We wrapped up Day 2 of rehearsals this evening with another readthrough and a bit of table table work. It's incredible how different things felt and sounded tonight on just our second readthrough. I take that as a good omen for the discoveries all of us in the cast will continue to make as we work the process.
Confession time.
Typically, I try to build some sort of backstory for my character(s) before we begin the rehearsal process. And if they are historical figures, I'll do quite a bit of research into their lives. In this case, I (foolishly) assumed that my character Frank Nicklin, the original sports editor of The Sun, certainly must be fictional. I didn't pursue it any further, and began to sketch out what I thought would be a reasonable backstory for him.
When I got home this evening, I decided to see if maybe he was, in fact, a real person. And boy was he!
Frank Nicklin (1922-2002) was indeed a real person.

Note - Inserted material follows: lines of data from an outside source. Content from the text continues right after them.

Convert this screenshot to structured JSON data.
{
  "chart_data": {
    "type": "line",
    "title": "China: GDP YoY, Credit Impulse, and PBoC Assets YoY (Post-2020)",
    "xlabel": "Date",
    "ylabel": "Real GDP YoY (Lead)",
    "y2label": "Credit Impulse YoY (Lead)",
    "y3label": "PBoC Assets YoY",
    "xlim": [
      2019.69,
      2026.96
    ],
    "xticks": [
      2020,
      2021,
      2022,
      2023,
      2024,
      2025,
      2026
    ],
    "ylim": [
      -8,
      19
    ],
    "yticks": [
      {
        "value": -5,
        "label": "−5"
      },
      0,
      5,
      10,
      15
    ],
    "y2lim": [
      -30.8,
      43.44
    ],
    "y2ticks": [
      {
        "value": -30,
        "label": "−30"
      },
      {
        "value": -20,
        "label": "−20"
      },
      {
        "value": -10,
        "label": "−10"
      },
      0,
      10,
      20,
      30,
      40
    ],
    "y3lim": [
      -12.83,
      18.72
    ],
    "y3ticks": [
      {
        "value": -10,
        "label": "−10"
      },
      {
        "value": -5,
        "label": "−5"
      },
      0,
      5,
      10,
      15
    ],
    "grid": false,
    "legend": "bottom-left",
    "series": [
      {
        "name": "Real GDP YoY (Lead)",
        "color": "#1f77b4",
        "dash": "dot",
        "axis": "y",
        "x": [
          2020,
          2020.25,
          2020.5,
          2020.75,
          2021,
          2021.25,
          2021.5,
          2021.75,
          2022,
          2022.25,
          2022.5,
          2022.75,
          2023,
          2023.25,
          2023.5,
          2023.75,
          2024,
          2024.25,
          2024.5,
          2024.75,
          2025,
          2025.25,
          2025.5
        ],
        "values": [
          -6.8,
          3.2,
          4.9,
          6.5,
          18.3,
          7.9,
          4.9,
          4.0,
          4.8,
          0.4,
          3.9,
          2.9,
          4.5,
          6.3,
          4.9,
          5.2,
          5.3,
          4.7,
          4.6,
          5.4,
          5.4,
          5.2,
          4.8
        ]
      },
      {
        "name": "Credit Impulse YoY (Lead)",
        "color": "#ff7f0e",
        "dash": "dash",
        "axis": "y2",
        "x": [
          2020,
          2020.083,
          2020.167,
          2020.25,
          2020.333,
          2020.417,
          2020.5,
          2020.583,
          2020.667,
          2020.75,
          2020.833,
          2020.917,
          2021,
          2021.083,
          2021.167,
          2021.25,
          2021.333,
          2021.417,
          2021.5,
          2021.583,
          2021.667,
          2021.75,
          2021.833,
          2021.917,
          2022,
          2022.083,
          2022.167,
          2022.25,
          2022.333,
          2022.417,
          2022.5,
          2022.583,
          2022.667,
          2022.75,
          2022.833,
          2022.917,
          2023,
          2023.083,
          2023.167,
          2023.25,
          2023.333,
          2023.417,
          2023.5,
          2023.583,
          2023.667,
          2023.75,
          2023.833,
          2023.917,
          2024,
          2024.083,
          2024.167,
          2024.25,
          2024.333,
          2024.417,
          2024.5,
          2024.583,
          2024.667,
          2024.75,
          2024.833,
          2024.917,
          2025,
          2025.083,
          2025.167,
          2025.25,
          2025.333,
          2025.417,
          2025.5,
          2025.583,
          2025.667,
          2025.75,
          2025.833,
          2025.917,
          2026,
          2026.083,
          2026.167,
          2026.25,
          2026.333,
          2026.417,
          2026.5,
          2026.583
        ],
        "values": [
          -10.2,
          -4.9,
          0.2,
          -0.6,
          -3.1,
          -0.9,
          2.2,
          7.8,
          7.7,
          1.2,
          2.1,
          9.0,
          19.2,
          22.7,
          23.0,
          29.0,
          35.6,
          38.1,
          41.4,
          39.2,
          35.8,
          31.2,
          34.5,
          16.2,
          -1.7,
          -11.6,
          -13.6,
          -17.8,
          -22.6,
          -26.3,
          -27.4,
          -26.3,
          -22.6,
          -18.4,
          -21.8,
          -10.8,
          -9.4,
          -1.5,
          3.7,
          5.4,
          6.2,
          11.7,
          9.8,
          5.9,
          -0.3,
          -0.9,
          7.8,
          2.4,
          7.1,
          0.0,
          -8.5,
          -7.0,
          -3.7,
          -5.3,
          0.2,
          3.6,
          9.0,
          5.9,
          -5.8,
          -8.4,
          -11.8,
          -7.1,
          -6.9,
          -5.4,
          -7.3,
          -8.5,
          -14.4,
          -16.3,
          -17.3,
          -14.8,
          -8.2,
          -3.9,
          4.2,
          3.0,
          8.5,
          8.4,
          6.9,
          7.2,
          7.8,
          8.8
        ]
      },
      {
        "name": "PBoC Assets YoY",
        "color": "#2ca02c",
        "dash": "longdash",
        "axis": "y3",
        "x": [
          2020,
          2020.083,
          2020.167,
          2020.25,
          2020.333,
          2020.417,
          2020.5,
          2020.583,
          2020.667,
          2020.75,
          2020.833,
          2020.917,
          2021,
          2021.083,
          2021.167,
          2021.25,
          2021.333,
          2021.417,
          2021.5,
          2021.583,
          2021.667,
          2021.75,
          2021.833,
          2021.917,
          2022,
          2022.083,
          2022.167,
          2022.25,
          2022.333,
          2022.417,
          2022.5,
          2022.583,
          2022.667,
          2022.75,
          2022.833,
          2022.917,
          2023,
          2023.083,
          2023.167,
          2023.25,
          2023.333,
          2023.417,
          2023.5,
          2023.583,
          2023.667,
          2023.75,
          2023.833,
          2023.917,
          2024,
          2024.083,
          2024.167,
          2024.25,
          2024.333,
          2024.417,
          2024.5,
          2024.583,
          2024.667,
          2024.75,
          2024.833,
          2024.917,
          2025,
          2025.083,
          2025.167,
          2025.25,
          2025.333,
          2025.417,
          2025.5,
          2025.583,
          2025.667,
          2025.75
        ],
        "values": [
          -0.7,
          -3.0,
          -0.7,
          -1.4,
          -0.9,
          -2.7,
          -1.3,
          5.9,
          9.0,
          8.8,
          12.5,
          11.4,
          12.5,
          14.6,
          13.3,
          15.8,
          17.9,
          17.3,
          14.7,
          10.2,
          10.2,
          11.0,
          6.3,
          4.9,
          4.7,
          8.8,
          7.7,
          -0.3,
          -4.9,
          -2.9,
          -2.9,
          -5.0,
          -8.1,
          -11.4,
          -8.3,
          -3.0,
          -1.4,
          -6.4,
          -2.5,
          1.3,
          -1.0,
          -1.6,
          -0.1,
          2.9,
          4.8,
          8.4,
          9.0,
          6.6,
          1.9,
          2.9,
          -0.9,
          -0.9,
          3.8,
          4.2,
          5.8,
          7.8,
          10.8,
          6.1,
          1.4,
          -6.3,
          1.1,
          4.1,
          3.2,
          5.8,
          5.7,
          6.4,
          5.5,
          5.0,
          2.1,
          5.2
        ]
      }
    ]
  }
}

And I could never have imagined a more colorful life story than the one he actually lead. Here are a few of my favorite excerpts from that linked obituary.
He began his career on the Derby Evening Telegraph, but the outbreak of the second world war saw him join the Royal Air Force as an under-age volunteer. While flying Kittyhawk fighters, he was twice shot down and captured, and twice escaped.
Sport under Nicklin played as big a part as page three girls in taking the tabloid Murdoch Sun into a circulation lead over the Mirror in seven years. Nicklin once said: "Larry Lamb, the Sun's first editor, called me a pie-and-pint man. He was right. I'd be down the pub talking sport like our readers. We never wrote down to our readers."
He could be a tough, cantankerous man to work under, but he had a tender spot for birds. Once, at Hayter's, a feral London pigeon was trapped, injured, in the office. Nicklin boxed it up, called a cab, and paid its fare to a bird sanctuary. His funeral request was "No flowers. Donations to the RAF Association and the RSPB".
That'll teach me to procrastinate on my show research.
Now the real work begins; bringing this incredible character of a man to life on stage.